Por mais esperada que fosse, a divulgação do real teor das delações dos executivos da Odebrecht deixou a opinião pública estupefata, horrorizada com a desfaçatez com que, por anos e anos, a cúpula política do país foi tão escandalosamente subornada.
Levará algum tempo até que o sentimento de indignação e perplexidade, que perpassa todos os segmentos da sociedade, possa ser canalizado para a superação do gigantesco desafio de reconstrução do sistema político que o país tem pela frente. E, no entanto, com a opinião pública ainda mal refeita do seu estado de choque, já se ouvem críticas à suposta reação exagerada da mídia aos fatos que as delações trouxeram à luz.
Para relativizar a importância do que foi revelado e tentar vender a ideia de que os danos não são tão sérios como tem sido propalado, já houve quem se apressasse em brandir, como evidência inequívoca dos exageros da mídia, que “só” 30% dos senadores, 45% dos governadores e 8% dos deputados federais foram, por enquanto, objeto de pedidos de inquérito!
Não bastasse a contundência desses percentuais, é bom lembrar que a lista completa inclui oito ministros de Estado, os presidentes do Senado e da Câmara, boa parte dos senadores mais proeminentes do país, parcela substancial das cúpulas dos maiores partidos, quatro dos principais pré-candidatos a presidente em 2018 e os governadores dos três maiores estados da Federação. Para não falar de vários ex-presidentes da República.
Não chega a bom destino quem não sabe de onde parte. Para que possa superar as colossais dificuldades políticas que vieram à tona com a divulgação das delações, é importante — e salutar — que o país consiga perceber, com toda a nitidez possível, as reais proporções do problema, sem se deixar levar pelo ilusionismo de visões escapistas.
Enxergar o problema como ele é, com a gravidade que lhe é inerente, não impede que se entenda que sua solução terá de ser eminentemente política. Quanto a isso não há o que se discutir. Inclusive porque não há outra solução possível.
Fácil não será. O que se teme é que um sistema político tão enfermo e disfuncional não consiga se reformar e assegurar bases sólidas para sua paulatina renovação. O temor não é infundado. Mas afigura-se bem menos preocupante do que aparenta ser, quando visto da perspectiva adequada.
É preciso ter em conta que, independentemente do que venha a ser a reação do Congresso e da classe política de uma forma geral, o país já mudou. E muito. Na esteira da Lava-Jato e operações similares, o Brasil passou por mudanças profundas. E não voltará a ser o que era.
Relações entre empresas e o governo mudaram de vez. Órgãos de controle mais atuantes, Justiça mais célere, mídia cada vez mais vigilante e opinião pública em estado permanente de alerta impedem, hoje, que o grau de promiscuidade revelado nas dantescas delações da Odebrecht volte a ser observado no futuro.

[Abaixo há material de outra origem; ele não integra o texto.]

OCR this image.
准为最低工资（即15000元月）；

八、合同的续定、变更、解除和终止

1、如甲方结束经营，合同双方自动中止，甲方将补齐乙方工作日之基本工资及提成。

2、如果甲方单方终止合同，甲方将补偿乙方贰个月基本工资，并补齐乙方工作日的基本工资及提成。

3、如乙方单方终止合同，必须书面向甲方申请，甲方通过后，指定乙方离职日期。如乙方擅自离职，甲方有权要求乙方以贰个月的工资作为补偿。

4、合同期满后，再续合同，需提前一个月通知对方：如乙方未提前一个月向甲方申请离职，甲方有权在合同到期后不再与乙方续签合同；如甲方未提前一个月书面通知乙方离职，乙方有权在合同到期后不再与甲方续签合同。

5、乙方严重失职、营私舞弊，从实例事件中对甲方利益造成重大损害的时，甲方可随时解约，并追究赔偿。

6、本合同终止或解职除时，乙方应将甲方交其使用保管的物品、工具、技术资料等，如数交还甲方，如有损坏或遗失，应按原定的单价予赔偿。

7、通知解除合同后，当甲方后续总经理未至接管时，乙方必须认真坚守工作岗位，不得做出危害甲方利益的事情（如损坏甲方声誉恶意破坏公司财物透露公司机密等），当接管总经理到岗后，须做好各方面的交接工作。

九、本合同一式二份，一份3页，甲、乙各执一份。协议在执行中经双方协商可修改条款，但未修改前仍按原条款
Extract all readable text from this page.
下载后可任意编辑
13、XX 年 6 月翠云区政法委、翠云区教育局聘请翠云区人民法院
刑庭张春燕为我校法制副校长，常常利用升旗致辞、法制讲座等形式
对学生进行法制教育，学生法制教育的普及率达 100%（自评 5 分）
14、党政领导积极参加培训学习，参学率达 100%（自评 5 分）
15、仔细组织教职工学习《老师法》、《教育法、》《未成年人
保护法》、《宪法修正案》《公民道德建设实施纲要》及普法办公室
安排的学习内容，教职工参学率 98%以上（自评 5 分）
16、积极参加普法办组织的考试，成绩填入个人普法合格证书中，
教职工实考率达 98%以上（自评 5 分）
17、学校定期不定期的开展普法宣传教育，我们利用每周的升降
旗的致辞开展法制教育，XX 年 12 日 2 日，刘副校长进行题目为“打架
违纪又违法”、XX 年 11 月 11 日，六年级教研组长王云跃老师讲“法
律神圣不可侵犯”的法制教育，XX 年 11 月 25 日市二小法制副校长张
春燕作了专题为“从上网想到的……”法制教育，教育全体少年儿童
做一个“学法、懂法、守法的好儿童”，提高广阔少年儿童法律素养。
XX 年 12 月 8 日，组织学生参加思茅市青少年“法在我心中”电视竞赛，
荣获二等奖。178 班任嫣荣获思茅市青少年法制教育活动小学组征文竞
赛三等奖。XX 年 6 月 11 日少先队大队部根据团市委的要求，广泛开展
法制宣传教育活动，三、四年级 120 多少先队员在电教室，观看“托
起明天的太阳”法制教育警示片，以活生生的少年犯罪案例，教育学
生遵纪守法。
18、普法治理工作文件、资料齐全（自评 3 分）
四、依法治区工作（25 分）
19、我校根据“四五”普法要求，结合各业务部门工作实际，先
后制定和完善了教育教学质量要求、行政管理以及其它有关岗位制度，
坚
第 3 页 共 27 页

Em todos os níveis de governo, as relações entre empresários e agentes públicos passou a ser pautada, de lado a lado, por muito menos disposição a assumir riscos. A corrupção tornou-se incomparavelmente mais arriscada. E isso está fadado a ter desdobramentos de grande importância nas disputas eleitorais.
Ao mesmo tempo, a cabeça de boa parte dos eleitores também parece ter mudado. A intolerância com a corrupção tornou-se muito maior do que jamais foi.
É contra o pano de fundo dessa nova realidade que se deve avaliar em que medida o clamor por renovação da representação política encontrará espaço para se manifestar nas eleições de 2018.
É natural que parlamentares acossados pela Lava-Jato tentem “fazer o diabo” para assegurar a reeleição que lhes garantirá a manutenção da prerrogativa de foro especial. E é até possível que, com isso, consigam retardar, em alguma medida, a renovação da representação política que hoje se faz necessária. Mas não conseguirão detê-la. O avanço dessa renovação tornou-se inexorável. O País mudou.